Accelerating Discrete Wavelet Transforms on Parallel Architectures
This work addresses performance bottlenecks in image-processing algorithms for researchers and engineers using GPUs, but it is incremental as it builds on prior separable methods.
The paper tackled the problem of accelerating 2-D discrete wavelet transforms (DWT) on parallel architectures by proposing non-separable calculation schemes that merge separable parts, halving the number of steps and reducing arithmetic operations. The result showed that these non-separable methods outperformed existing separable schemes on various GPU setups, particularly with pixel shaders.

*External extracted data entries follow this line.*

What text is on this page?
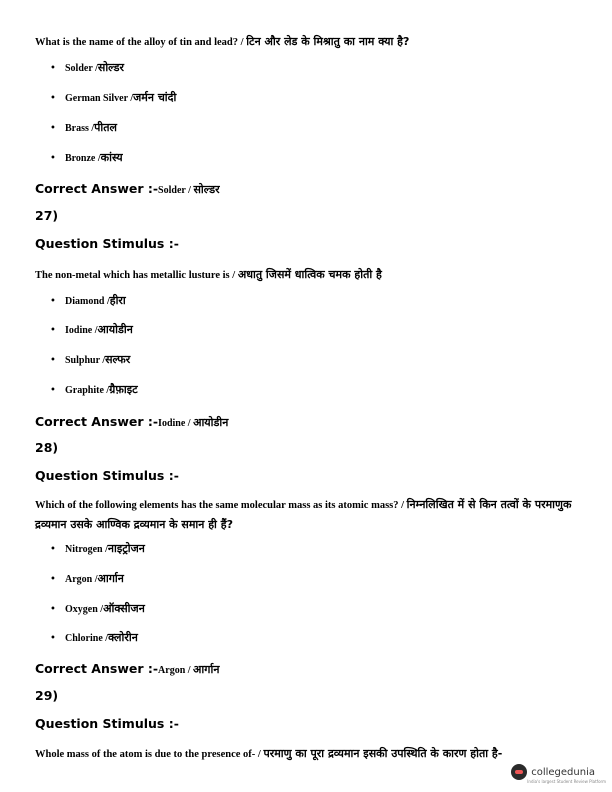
What is the name of the alloy of tin and lead? / टिन और लेड के मिश्रातु का नाम क्या है?
• Solder / सोल्डर
• German Silver / जर्मन चांदी
• Brass / पीतल
• Bronze / कांस्य
Correct Answer :-Solder / सोल्डर
27)
Question Stimulus :-
The non-metal which has metallic lusture is / अधातु जिसमें धात्विक चमक होती है
• Diamond / हीरा
• Iodine / आयोडीन
• Sulphur / सल्फर
• Graphite / ग्रैफ़ाइट
Correct Answer :-Iodine / आयोडीन
28)
Question Stimulus :-
Which of the following elements has the same molecular mass as its atomic mass? / निम्नलिखित में से किन तत्वों के परमाणुक द्रव्यमान उसके आण्विक द्रव्यमान के समान ही हैं?
• Nitrogen / नाइट्रोजन
• Argon / आर्गान
• Oxygen / ऑक्सीजन
• Chlorine / क्लोरीन
Correct Answer :-Argon / आर्गान
29)
Question Stimulus :-
Whole mass of the atom is due to the presence of- / परमाणु का पूरा द्रव्यमान इसकी उपस्थिति के कारण होता है-
collegedunia
India's largest Student Review Platform
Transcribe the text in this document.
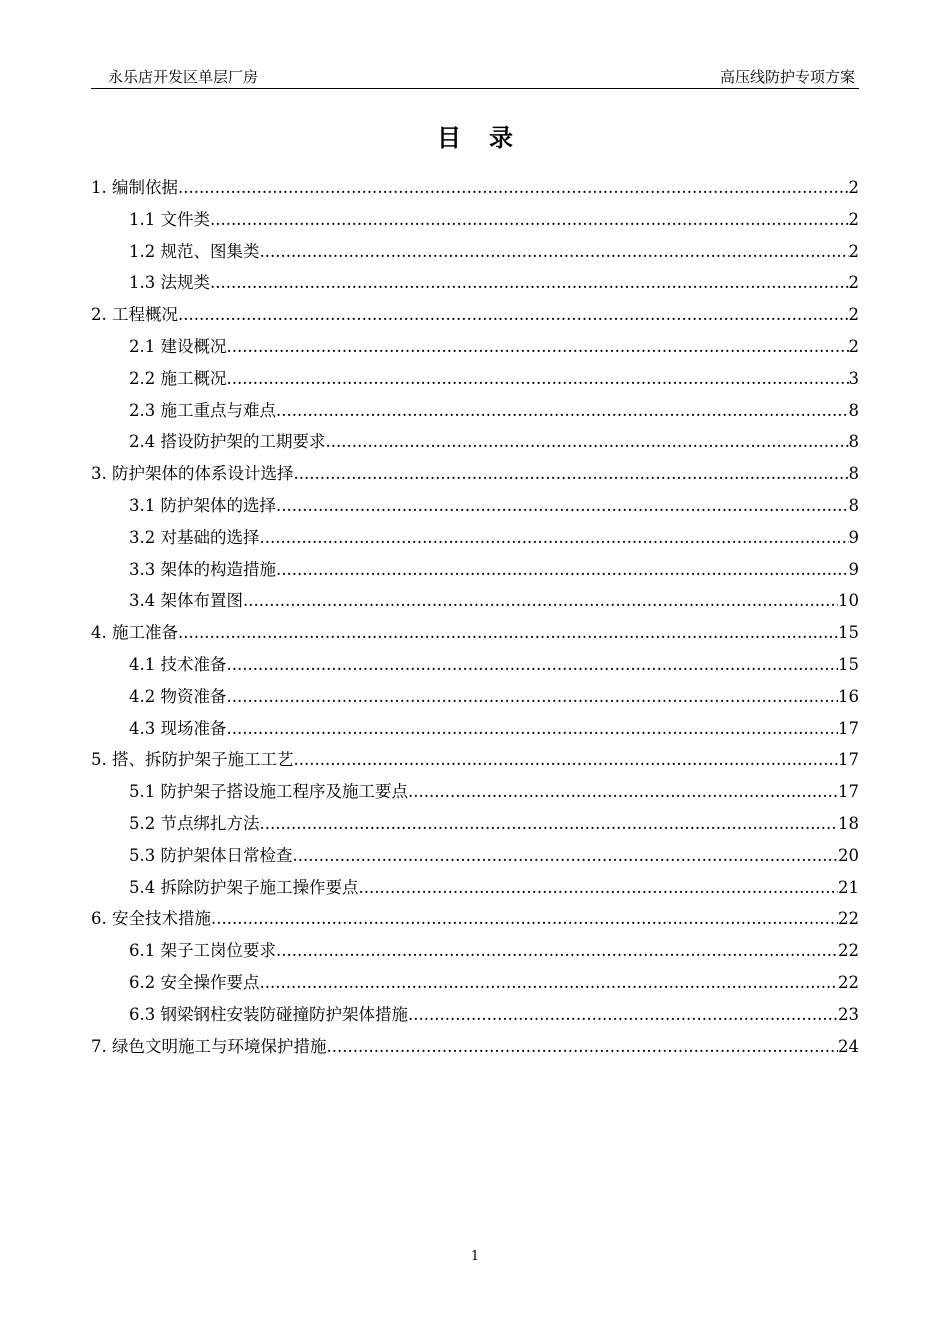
永乐店开发区单层厂房	高压线防护专项方案
目录
1. 编制依据 .....	2
1.1 文件类 .....	2
1.2 规范、图集类 .....	2
1.3 法规类 .....	2
2. 工程概况 .....	2
2.1 建设概况 .....	2
2.2 施工概况 .....	3
2.3 施工重点与难点 .....	8
2.4 搭设防护架的工期要求 .....	8
3. 防护架体的体系设计选择 .....	8
3.1 防护架体的选择 .....	8
3.2 对基础的选择 .....	9
3.3 架体的构造措施 .....	9
3.4 架体布置图 .....	10
4. 施工准备 .....	15
4.1 技术准备 .....	15
4.2 物资准备 .....	16
4.3 现场准备 .....	17
5. 搭、拆防护架子施工工艺 .....	17
5.1 防护架子搭设施工程序及施工要点 .....	17
5.2 节点绑扎方法 .....	18
5.3 防护架体日常检查 .....	20
5.4 拆除防护架子施工操作要点 .....	21
6. 安全技术措施 .....	22
6.1 架子工岗位要求 .....	22
6.2 安全操作要点 .....	22
6.3 钢梁钢柱安装防碰撞防护架体措施 .....	23
7. 绿色文明施工与环境保护措施 .....	24
1
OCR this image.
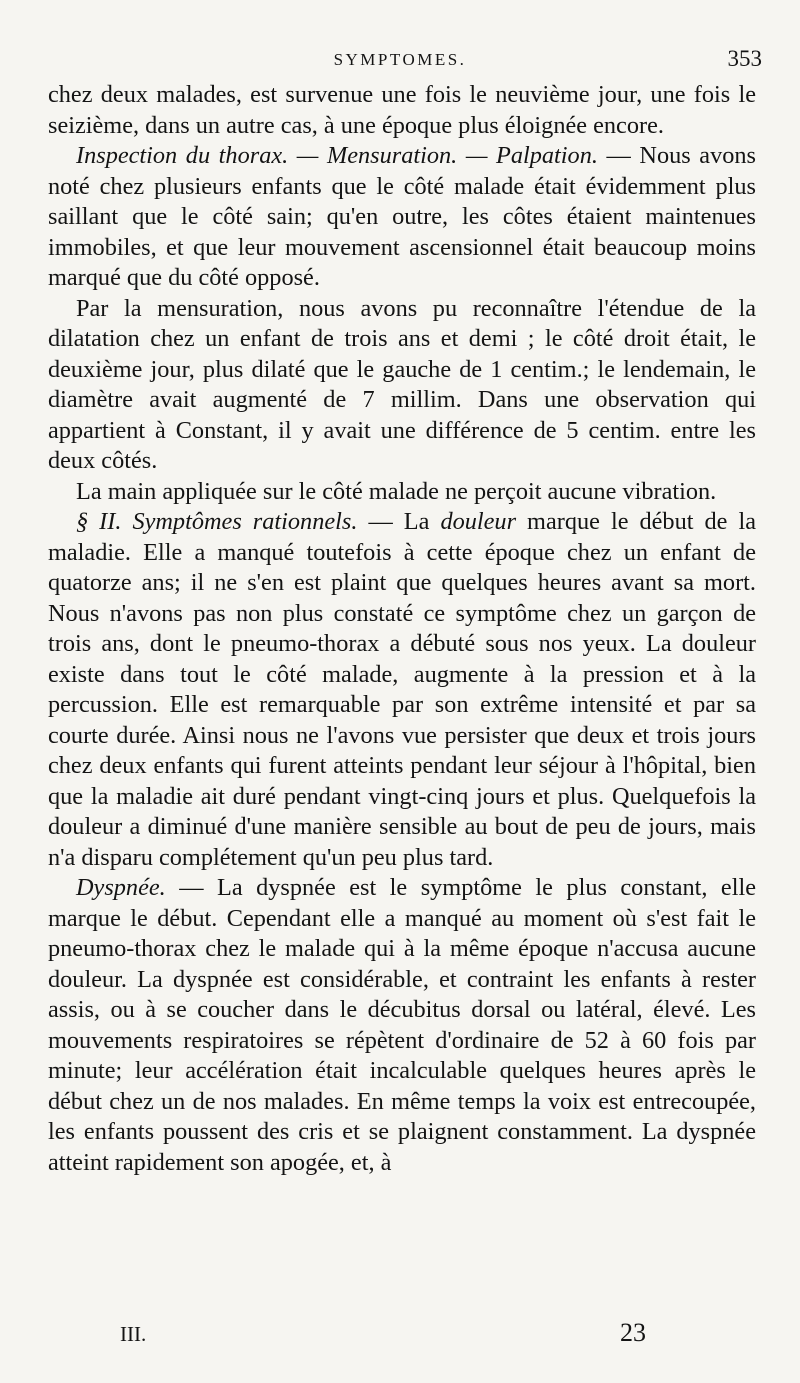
SYMPTOMES.	353

chez deux malades, est survenue une fois le neuvième jour, une fois le seizième, dans un autre cas, à une époque plus éloignée encore.

Inspection du thorax. — Mensuration. — Palpation. — Nous avons noté chez plusieurs enfants que le côté malade était évidemment plus saillant que le côté sain; qu'en outre, les côtes étaient maintenues immobiles, et que leur mouvement ascensionnel était beaucoup moins marqué que du côté opposé.

Par la mensuration, nous avons pu reconnaître l'étendue de la dilatation chez un enfant de trois ans et demi ; le côté droit était, le deuxième jour, plus dilaté que le gauche de 1 centim.; le lendemain, le diamètre avait augmenté de 7 millim. Dans une observation qui appartient à Constant, il y avait une différence de 5 centim. entre les deux côtés.

La main appliquée sur le côté malade ne perçoit aucune vibration.

§ II. Symptômes rationnels. — La douleur marque le début de la maladie. Elle a manqué toutefois à cette époque chez un enfant de quatorze ans; il ne s'en est plaint que quelques heures avant sa mort. Nous n'avons pas non plus constaté ce symptôme chez un garçon de trois ans, dont le pneumo-thorax a débuté sous nos yeux. La douleur existe dans tout le côté malade, augmente à la pression et à la percussion. Elle est remarquable par son extrême intensité et par sa courte durée. Ainsi nous ne l'avons vue persister que deux et trois jours chez deux enfants qui furent atteints pendant leur séjour à l'hôpital, bien que la maladie ait duré pendant vingt-cinq jours et plus. Quelquefois la douleur a diminué d'une manière sensible au bout de peu de jours, mais n'a disparu complétement qu'un peu plus tard.

Dyspnée. — La dyspnée est le symptôme le plus constant, elle marque le début. Cependant elle a manqué au moment où s'est fait le pneumo-thorax chez le malade qui à la même époque n'accusa aucune douleur. La dyspnée est considérable, et contraint les enfants à rester assis, ou à se coucher dans le décubitus dorsal ou latéral, élevé. Les mouvements respiratoires se répètent d'ordinaire de 52 à 60 fois par minute; leur accélération était incalculable quelques heures après le début chez un de nos malades. En même temps la voix est entrecoupée, les enfants poussent des cris et se plaignent constamment. La dyspnée atteint rapidement son apogée, et, à

III.	23
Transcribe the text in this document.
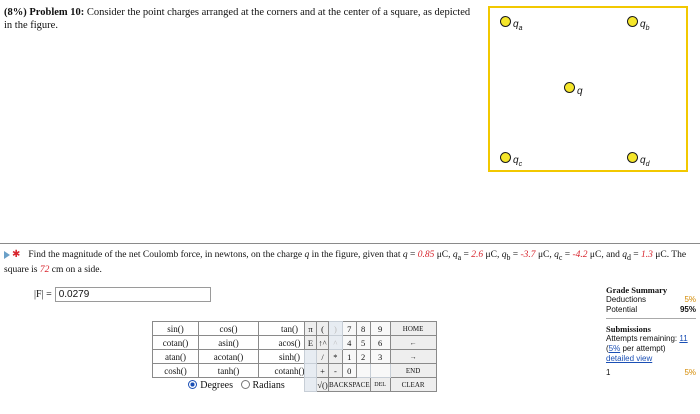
(8%) Problem 10: Consider the point charges arranged at the corners and at the center of a square, as depicted in the figure.	$q_a$	$q_b$
q
$q_c$	$q_d$
✱ Find the magnitude of the net Coulomb force, in newtons, on the charge q in the figure, given that q = 0.85 μC, $q_a = 2.6$ μC, $q_b = -3.7$ μC, $q_c = -4.2$ μC, and $q_d = 1.3$ μC. The square is 72 cm on a side.
|F| = 0.0279
sin()	cos()	tan()
cotan()	asin()	acos()
atan()	acotan()	sinh()
cosh()	tanh()	cotanh()
Degrees Radians
π	(	)	7	8	9	HOME
E	↑^	^	4	5	6	←
	/	*	1	2	3	→
	+	-	0			END
	√()	BACKSPACE			DEL	CLEAR
Grade Summary
Deductions	5%
Potential	95%
Submissions
Attempts remaining: 11
(5% per attempt)
detailed view
1	5%
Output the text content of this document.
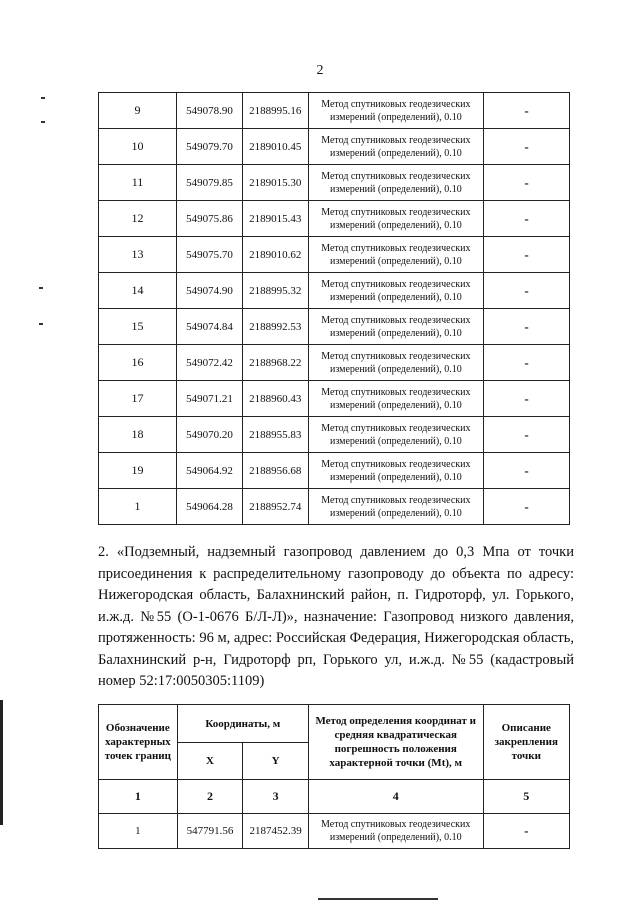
2
9	549078.90	2188995.16	Метод спутниковых геодезических измерений (определений), 0.10	-
10	549079.70	2189010.45	Метод спутниковых геодезических измерений (определений), 0.10	-
11	549079.85	2189015.30	Метод спутниковых геодезических измерений (определений), 0.10	-
12	549075.86	2189015.43	Метод спутниковых геодезических измерений (определений), 0.10	-
13	549075.70	2189010.62	Метод спутниковых геодезических измерений (определений), 0.10	-
14	549074.90	2188995.32	Метод спутниковых геодезических измерений (определений), 0.10	-
15	549074.84	2188992.53	Метод спутниковых геодезических измерений (определений), 0.10	-
16	549072.42	2188968.22	Метод спутниковых геодезических измерений (определений), 0.10	-
17	549071.21	2188960.43	Метод спутниковых геодезических измерений (определений), 0.10	-
18	549070.20	2188955.83	Метод спутниковых геодезических измерений (определений), 0.10	-
19	549064.92	2188956.68	Метод спутниковых геодезических измерений (определений), 0.10	-
1	549064.28	2188952.74	Метод спутниковых геодезических измерений (определений), 0.10	-
2. «Подземный, надземный газопровод давлением до 0,3 Мпа от точки присоединения к распределительному газопроводу до объекта по адресу: Нижегородская область, Балахнинский район, п. Гидроторф, ул. Горького, и.ж.д. №55 (О-1-0676 Б/Л-Л)», назначение: Газопровод низкого давления, протяженность: 96 м, адрес: Российская Федерация, Нижегородская область, Балахнинский р-н, Гидроторф рп, Горького ул, и.ж.д. №55 (кадастровый номер 52:17:0050305:1109)
Обозначение характерных точек границ	Координаты, м		Метод определения координат и средняя квадратическая погрешность положения характерной точки (Mt), м	Описание закрепления точки
	X	Y		
1	2	3	4	5
1	547791.56	2187452.39	Метод спутниковых геодезических измерений (определений), 0.10	-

The 2-D discrete wavelet transform (DWT) can be found in the heart of many image-processing algorithms. Until recently, several studies have compared the performance of such transform on various shared-memory parallel architectures, especially on graphics processing units (GPUs). All these studies, however, considered only separable calculation schemes. We show that corresponding separable parts can be merged into non-separable units, which halves the number of steps. In addition, we introduce an optional optimization approach leading to a reduction in the number of arithmetic operations. The discussed schemes were adapted on the OpenCL framework and pixel shaders, and then evaluated using GPUs of two biggest vendors. We demonstrate the performance of the proposed non-separable methods by comparison with existing separable schemes. The non-separable schemes outperform their separable counterparts on numerous setups, especially considering the pixel shaders.